After converting the original LLaMA model weights, you can recover the Koala
model weights with the following command:

``` shell
python -m EasyLM.scripts.diff_checkpoint \
    --recover_diff=True \
    --load_base_checkpoint='params::path/to/llama/checkpoint' \
    --load_target_checkpoint='params::path/to/koala/diff/checkpoint' \
    --output_file='path/to/output/checkpoint' \
    --streaming=True
```


## Serving the Koala Chatbot
You can serve the LLaMA model with the LMServer of EasyLM. To do so, use the
following command:

``` shell
python -m EasyLM.models.llama.llama_serve \
    --load_llama_config='13b' \
    --load_checkpoint="params::/path/to/recovered/checkpoint" \
    --tokenizer.vocab_file='/path/to/tokenizer.model' \
    --mp_mesh_dim='-1,1' \
    --dtype='bf16' \
    --input_length=1024 \
    --seq_length=2048 \
    --do_sample=True \
    --lm_server.batch_size=1 \
    --lm_server.port=5009 \
    --lm_server.pre_compile='chat' \
    --lm_server.chat_prepend_text='BEGINNING OF CONVERSATION: ' \
    --lm_server.chat_lm_prefix='GPT:' \
    --lm_server.chat_lm_suffix='</s>' \
    --lm_server.chat_user_prefix='USER: ' \
    --lm_server.chat_user_suffix=' '
```

Then navigate to `http://localhost:5009` to interact with the chatbot.

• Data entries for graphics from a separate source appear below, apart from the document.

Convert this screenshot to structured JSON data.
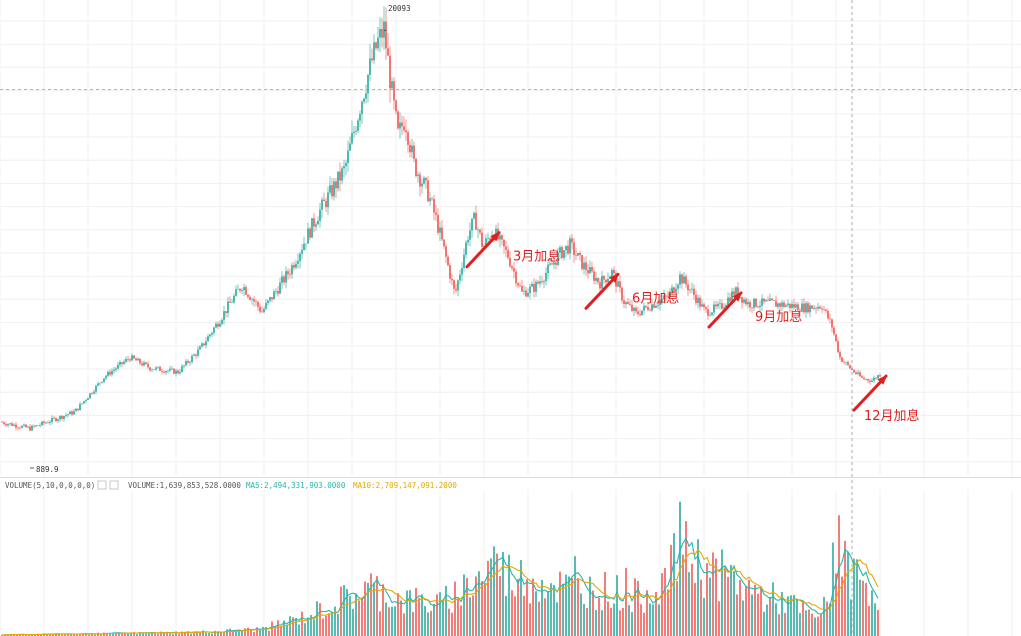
{
  "colors": {
    "up": "#26a69a",
    "down": "#ef5350",
    "annotation": "#e02020",
    "grid": "#f0f0f0",
    "crosshair": "#9a9a9a",
    "vol_label": "#555555",
    "ma5": "#26b6b0",
    "ma10": "#e6a800",
    "text": "#333333"
  },
  "chart_data": {
    "type": "candlestick",
    "title": "",
    "price_panel": {
      "max_label": "20093",
      "min_label": "889.9",
      "ylim": [
        -1400,
        21500
      ],
      "grid": true,
      "keypoints": [
        [
          0,
          1200
        ],
        [
          30,
          889.9
        ],
        [
          75,
          1700
        ],
        [
          105,
          3400
        ],
        [
          130,
          4300
        ],
        [
          150,
          3800
        ],
        [
          178,
          3600
        ],
        [
          200,
          4700
        ],
        [
          218,
          6000
        ],
        [
          242,
          7800
        ],
        [
          262,
          6500
        ],
        [
          290,
          8500
        ],
        [
          318,
          11200
        ],
        [
          345,
          13400
        ],
        [
          362,
          16800
        ],
        [
          372,
          18600
        ],
        [
          378,
          19500
        ],
        [
          384,
          20093
        ],
        [
          392,
          17000
        ],
        [
          398,
          15000
        ],
        [
          405,
          15800
        ],
        [
          414,
          13600
        ],
        [
          428,
          12200
        ],
        [
          437,
          10800
        ],
        [
          446,
          9100
        ],
        [
          455,
          7300
        ],
        [
          468,
          10200
        ],
        [
          475,
          11000
        ],
        [
          483,
          9600
        ],
        [
          493,
          10400
        ],
        [
          508,
          9200
        ],
        [
          522,
          7400
        ],
        [
          535,
          7700
        ],
        [
          548,
          8500
        ],
        [
          560,
          9300
        ],
        [
          570,
          9700
        ],
        [
          582,
          8800
        ],
        [
          600,
          7900
        ],
        [
          612,
          8400
        ],
        [
          624,
          7000
        ],
        [
          636,
          6400
        ],
        [
          650,
          6800
        ],
        [
          668,
          7200
        ],
        [
          680,
          8200
        ],
        [
          693,
          7400
        ],
        [
          705,
          6500
        ],
        [
          720,
          6700
        ],
        [
          735,
          7500
        ],
        [
          748,
          6900
        ],
        [
          772,
          6900
        ],
        [
          790,
          6800
        ],
        [
          805,
          6700
        ],
        [
          822,
          6800
        ],
        [
          832,
          5800
        ],
        [
          840,
          4300
        ],
        [
          852,
          3700
        ],
        [
          862,
          3300
        ],
        [
          872,
          3200
        ],
        [
          880,
          3500
        ]
      ],
      "x_max": 880
    },
    "volume_panel": {
      "label": "VOLUME(5,10,0,0,0,0)",
      "value_label": "VOLUME:1,639,853,528.0000",
      "ma5_label": "MA5:2,494,331,903.0000",
      "ma10_label": "MA10:2,709,147,091.2000",
      "ylim": [
        0,
        7500000000
      ],
      "keypoints": [
        [
          0,
          80000000
        ],
        [
          100,
          120000000
        ],
        [
          200,
          200000000
        ],
        [
          260,
          350000000
        ],
        [
          300,
          900000000
        ],
        [
          340,
          1800000000
        ],
        [
          370,
          2500000000
        ],
        [
          400,
          1900000000
        ],
        [
          440,
          1600000000
        ],
        [
          470,
          2700000000
        ],
        [
          495,
          3600000000
        ],
        [
          510,
          3100000000
        ],
        [
          540,
          2900000000
        ],
        [
          570,
          2400000000
        ],
        [
          600,
          2400000000
        ],
        [
          640,
          2000000000
        ],
        [
          670,
          3100000000
        ],
        [
          680,
          4700000000
        ],
        [
          700,
          3600000000
        ],
        [
          730,
          2900000000
        ],
        [
          760,
          2100000000
        ],
        [
          790,
          1700000000
        ],
        [
          815,
          900000000
        ],
        [
          832,
          1900000000
        ],
        [
          840,
          3600000000
        ],
        [
          852,
          3200000000
        ],
        [
          880,
          2200000000
        ]
      ],
      "spikes": [
        [
          495,
          4600000000
        ],
        [
          574,
          4100000000
        ],
        [
          680,
          6900000000
        ],
        [
          686,
          5900000000
        ],
        [
          832,
          4800000000
        ],
        [
          838,
          6200000000
        ],
        [
          880,
          3900000000
        ],
        [
          520,
          3900000000
        ],
        [
          625,
          3500000000
        ]
      ]
    },
    "annotations": [
      {
        "text": "3月加息",
        "x": 493,
        "y": 10400
      },
      {
        "text": "6月加息",
        "x": 612,
        "y": 8400
      },
      {
        "text": "9月加息",
        "x": 735,
        "y": 7500
      },
      {
        "text": "12月加息",
        "x": 880,
        "y": 3500
      }
    ],
    "crosshair": {
      "x": 852,
      "y": 17200
    }
  }
}
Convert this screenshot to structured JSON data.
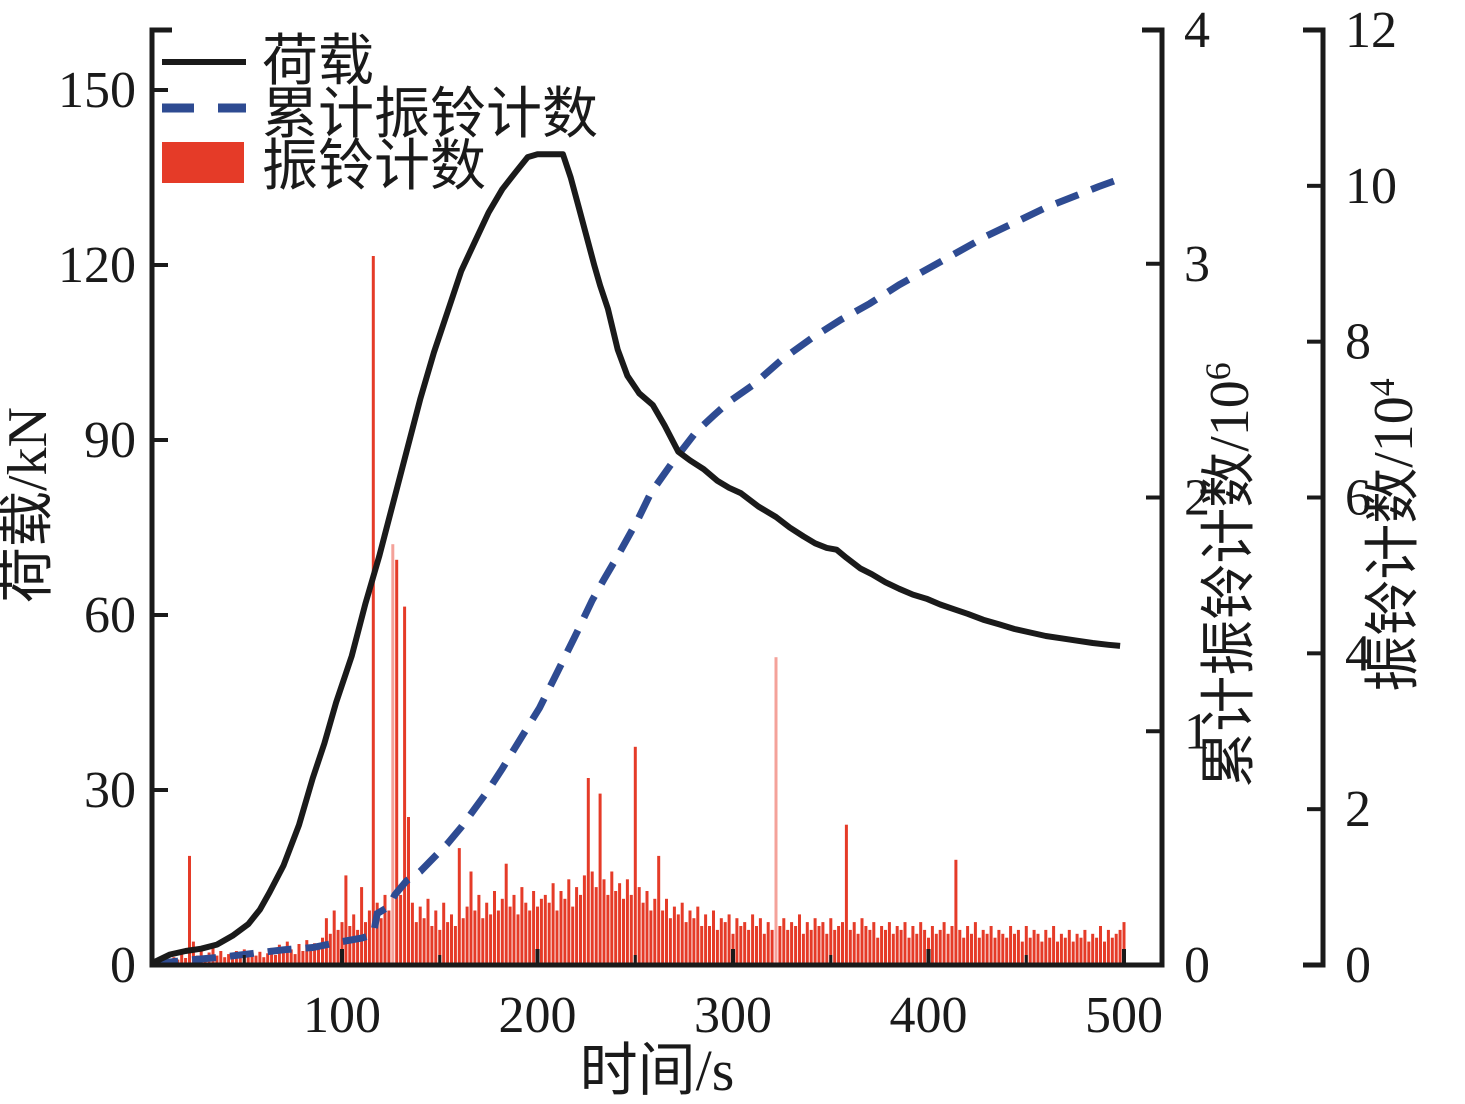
{
  "figure": {
    "background": "#ffffff",
    "plot_border_color": "#1a1a1a"
  },
  "legend": {
    "items": [
      {
        "label": "荷载",
        "type": "solid-line",
        "color": "#1a1a1a"
      },
      {
        "label": "累计振铃计数",
        "type": "dashed-line",
        "color": "#2e4b92"
      },
      {
        "label": "振铃计数",
        "type": "filled-rect",
        "color": "#e53b28"
      }
    ]
  },
  "axes": {
    "x": {
      "title": "时间/s",
      "ticks": [
        100,
        200,
        300,
        400,
        500
      ],
      "minor_ticks": [
        50,
        150,
        250,
        350,
        450
      ],
      "range": [
        0,
        520
      ]
    },
    "y_left": {
      "title": "荷载/kN",
      "ticks": [
        0,
        30,
        60,
        90,
        120,
        150
      ],
      "range": [
        0,
        160
      ]
    },
    "y_right_cumulative": {
      "title_base": "累计振铃计数/10",
      "title_exp": "6",
      "ticks": [
        0,
        1,
        2,
        3,
        4
      ],
      "range": [
        0,
        4
      ]
    },
    "y_right_count": {
      "title_base": "振铃计数/10",
      "title_exp": "4",
      "ticks": [
        0,
        2,
        4,
        6,
        8,
        10,
        12
      ],
      "range": [
        0,
        12
      ]
    }
  },
  "chart_data": {
    "type": "combo",
    "x_unit": "s",
    "grid": false,
    "legend_position": "upper-left-inside",
    "series": [
      {
        "name": "荷载",
        "type": "line",
        "style": "solid",
        "axis": "y_left_kN",
        "color": "#1a1a1a",
        "points": [
          [
            4,
            0.5
          ],
          [
            12,
            1.8
          ],
          [
            20,
            2.4
          ],
          [
            28,
            2.8
          ],
          [
            36,
            3.5
          ],
          [
            44,
            5
          ],
          [
            52,
            7
          ],
          [
            58,
            9.5
          ],
          [
            63,
            12.5
          ],
          [
            70,
            17
          ],
          [
            78,
            24
          ],
          [
            85,
            32
          ],
          [
            91,
            38
          ],
          [
            97,
            45
          ],
          [
            105,
            53
          ],
          [
            112,
            62
          ],
          [
            119,
            70
          ],
          [
            126,
            79
          ],
          [
            133,
            88
          ],
          [
            140,
            97
          ],
          [
            147,
            105
          ],
          [
            154,
            112
          ],
          [
            161,
            119
          ],
          [
            168,
            124
          ],
          [
            175,
            129
          ],
          [
            182,
            133
          ],
          [
            189,
            136
          ],
          [
            195,
            138.5
          ],
          [
            200,
            139
          ],
          [
            213,
            139
          ],
          [
            217,
            135
          ],
          [
            221,
            130
          ],
          [
            225,
            125
          ],
          [
            229,
            120
          ],
          [
            232,
            116.5
          ],
          [
            236,
            112.5
          ],
          [
            241,
            105.5
          ],
          [
            246,
            101
          ],
          [
            252,
            98
          ],
          [
            259,
            96
          ],
          [
            265,
            92.5
          ],
          [
            272,
            88
          ],
          [
            278,
            86.5
          ],
          [
            285,
            85
          ],
          [
            292,
            83
          ],
          [
            298,
            81.8
          ],
          [
            304,
            80.9
          ],
          [
            313,
            78.6
          ],
          [
            322,
            76.8
          ],
          [
            329,
            75
          ],
          [
            336,
            73.5
          ],
          [
            342,
            72.3
          ],
          [
            348,
            71.5
          ],
          [
            353,
            71.2
          ],
          [
            358,
            69.8
          ],
          [
            365,
            68
          ],
          [
            371,
            67
          ],
          [
            378,
            65.6
          ],
          [
            385,
            64.5
          ],
          [
            392,
            63.5
          ],
          [
            399,
            62.8
          ],
          [
            406,
            61.8
          ],
          [
            413,
            61
          ],
          [
            420,
            60.2
          ],
          [
            428,
            59.2
          ],
          [
            436,
            58.4
          ],
          [
            444,
            57.6
          ],
          [
            452,
            57
          ],
          [
            460,
            56.4
          ],
          [
            468,
            56
          ],
          [
            476,
            55.6
          ],
          [
            484,
            55.2
          ],
          [
            492,
            54.9
          ],
          [
            498,
            54.7
          ]
        ]
      },
      {
        "name": "累计振铃计数",
        "type": "line",
        "style": "dashed",
        "axis": "y_right_cumulative_1e6",
        "color": "#2e4b92",
        "points": [
          [
            4,
            0.005
          ],
          [
            20,
            0.02
          ],
          [
            40,
            0.035
          ],
          [
            55,
            0.05
          ],
          [
            70,
            0.065
          ],
          [
            85,
            0.075
          ],
          [
            100,
            0.1
          ],
          [
            110,
            0.115
          ],
          [
            116,
            0.13
          ],
          [
            118,
            0.22
          ],
          [
            124,
            0.25
          ],
          [
            127,
            0.3
          ],
          [
            133,
            0.36
          ],
          [
            140,
            0.4
          ],
          [
            147,
            0.46
          ],
          [
            154,
            0.52
          ],
          [
            161,
            0.59
          ],
          [
            168,
            0.67
          ],
          [
            175,
            0.75
          ],
          [
            182,
            0.84
          ],
          [
            190,
            0.95
          ],
          [
            201,
            1.1
          ],
          [
            210,
            1.25
          ],
          [
            220,
            1.42
          ],
          [
            228,
            1.56
          ],
          [
            234,
            1.65
          ],
          [
            241,
            1.75
          ],
          [
            251,
            1.9
          ],
          [
            258,
            2.02
          ],
          [
            269,
            2.15
          ],
          [
            281,
            2.28
          ],
          [
            290,
            2.35
          ],
          [
            298,
            2.41
          ],
          [
            310,
            2.48
          ],
          [
            325,
            2.59
          ],
          [
            340,
            2.68
          ],
          [
            355,
            2.76
          ],
          [
            370,
            2.83
          ],
          [
            385,
            2.91
          ],
          [
            400,
            2.98
          ],
          [
            415,
            3.05
          ],
          [
            430,
            3.12
          ],
          [
            445,
            3.18
          ],
          [
            460,
            3.24
          ],
          [
            475,
            3.29
          ],
          [
            487,
            3.33
          ],
          [
            497,
            3.36
          ]
        ]
      },
      {
        "name": "振铃计数",
        "type": "bar",
        "axis": "y_right_count_1e4",
        "color": "#e53b28",
        "light_color": "#f4a29a",
        "t_start": 6,
        "t_step": 2,
        "light_indices": [
          60,
          158
        ],
        "values": [
          0.05,
          0.08,
          0.12,
          0.06,
          0.1,
          0.07,
          0.14,
          0.09,
          1.4,
          0.3,
          0.12,
          0.2,
          0.1,
          0.16,
          0.22,
          0.12,
          0.18,
          0.1,
          0.14,
          0.1,
          0.18,
          0.12,
          0.2,
          0.1,
          0.15,
          0.12,
          0.17,
          0.1,
          0.15,
          0.22,
          0.13,
          0.26,
          0.17,
          0.3,
          0.2,
          0.14,
          0.27,
          0.18,
          0.32,
          0.22,
          0.28,
          0.2,
          0.35,
          0.6,
          0.4,
          0.7,
          0.45,
          0.55,
          1.15,
          0.5,
          0.65,
          0.45,
          1.0,
          0.55,
          0.7,
          9.1,
          0.8,
          0.6,
          0.9,
          0.7,
          5.4,
          5.2,
          0.9,
          4.6,
          1.9,
          0.8,
          0.55,
          0.75,
          0.6,
          0.85,
          0.5,
          0.7,
          0.45,
          0.8,
          0.55,
          0.65,
          0.5,
          1.5,
          0.6,
          0.75,
          1.2,
          0.7,
          0.9,
          0.6,
          0.8,
          0.65,
          0.95,
          0.7,
          0.85,
          1.3,
          0.75,
          0.9,
          0.65,
          1.0,
          0.8,
          0.7,
          0.95,
          0.75,
          0.85,
          0.9,
          0.8,
          1.05,
          0.7,
          0.95,
          0.85,
          1.1,
          0.75,
          1.0,
          0.9,
          1.15,
          2.4,
          1.2,
          1.0,
          2.2,
          1.1,
          0.9,
          1.2,
          0.95,
          1.05,
          0.85,
          1.1,
          0.9,
          2.8,
          1.0,
          0.8,
          0.95,
          0.7,
          0.85,
          1.4,
          0.7,
          0.85,
          0.6,
          0.75,
          0.65,
          0.8,
          0.55,
          0.7,
          0.6,
          0.75,
          0.5,
          0.65,
          0.5,
          0.7,
          0.45,
          0.6,
          0.55,
          0.65,
          0.4,
          0.6,
          0.5,
          0.55,
          0.45,
          0.65,
          0.5,
          0.6,
          0.4,
          0.55,
          0.45,
          3.95,
          0.5,
          0.6,
          0.45,
          0.55,
          0.5,
          0.65,
          0.4,
          0.55,
          0.45,
          0.6,
          0.5,
          0.55,
          0.4,
          0.6,
          0.45,
          0.5,
          0.55,
          1.8,
          0.45,
          0.55,
          0.4,
          0.6,
          0.5,
          0.45,
          0.55,
          0.35,
          0.5,
          0.45,
          0.55,
          0.4,
          0.5,
          0.45,
          0.55,
          0.35,
          0.5,
          0.4,
          0.55,
          0.45,
          0.35,
          0.5,
          0.4,
          0.45,
          0.55,
          0.4,
          0.5,
          1.35,
          0.45,
          0.35,
          0.5,
          0.4,
          0.55,
          0.35,
          0.45,
          0.4,
          0.5,
          0.35,
          0.45,
          0.4,
          0.35,
          0.5,
          0.4,
          0.45,
          0.3,
          0.5,
          0.35,
          0.45,
          0.4,
          0.3,
          0.45,
          0.35,
          0.5,
          0.3,
          0.4,
          0.35,
          0.45,
          0.3,
          0.4,
          0.35,
          0.45,
          0.3,
          0.4,
          0.35,
          0.5,
          0.3,
          0.45,
          0.35,
          0.4,
          0.45,
          0.55
        ]
      }
    ]
  }
}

## Converting the Koala Weights to HuggingFace Transformers
You can also convert the Koala model weights to HuggingFace Transformers format,
so it can be used with the LLaMA implementation in transformers. To do so, use
the following command:

``` shell
python -m EasyLM.models.llama.convert_easylm_to_hf \
    --load_checkpoint='params::path/to/koala/checkpoint' \
    --tokenizer_path='path/to/llama/tokenizer' \
    --model_size='13b' \  # '7b', '13b', '30b' or '65b'
    --output_dir='path/to/output/huggingface/koala/checkpoint'
```


## Koala Chatbot Prompts
As can been seen in the serving command above, the Koala chatbot requires a
series of prompts to be prepended and appended to the user input in order to
generate response correctly. Hence, to use the Koala weights in other frameworks,
you will need to process the prompts accordingly.

The beginning of prompt `BEGINNING OF CONVERSATION: ` is always prepended to
every conversation. For each user input, the user prompt `USER: ` is prepended
to the user input, a space ` ` is appended to the user input and then the
language model prompt `GPT:` is appended to the user input. This whole string
will be used as prompt input to the language model for generating the response.
For example, in the first round of conversation, when the user inputs `Hello!`,
the whole prompt for generating the first response is:

```
BEGINNING OF CONVERSATION: USER: Hello! GPT:
```

After the language model generates the response, we append the response to the
prompt and then append the EOS token `</s>` to the prompt. Suppose the language
model generates the following response: `Hi! How can I help you?`, and for the
next round, the user input is `What is the largest animal on earth?`. Then
the whole prompt for generating the second response is:

```
BEGINNING OF CONVERSATION: USER: Hello! GPT:Hi! How can I help you?</s>USER: What is the largest animal on earth? GPT:
```

Note that due to the prompt and generated parts are tokenized separately, there's
no space between the model prompt `GPT:` and the generated response.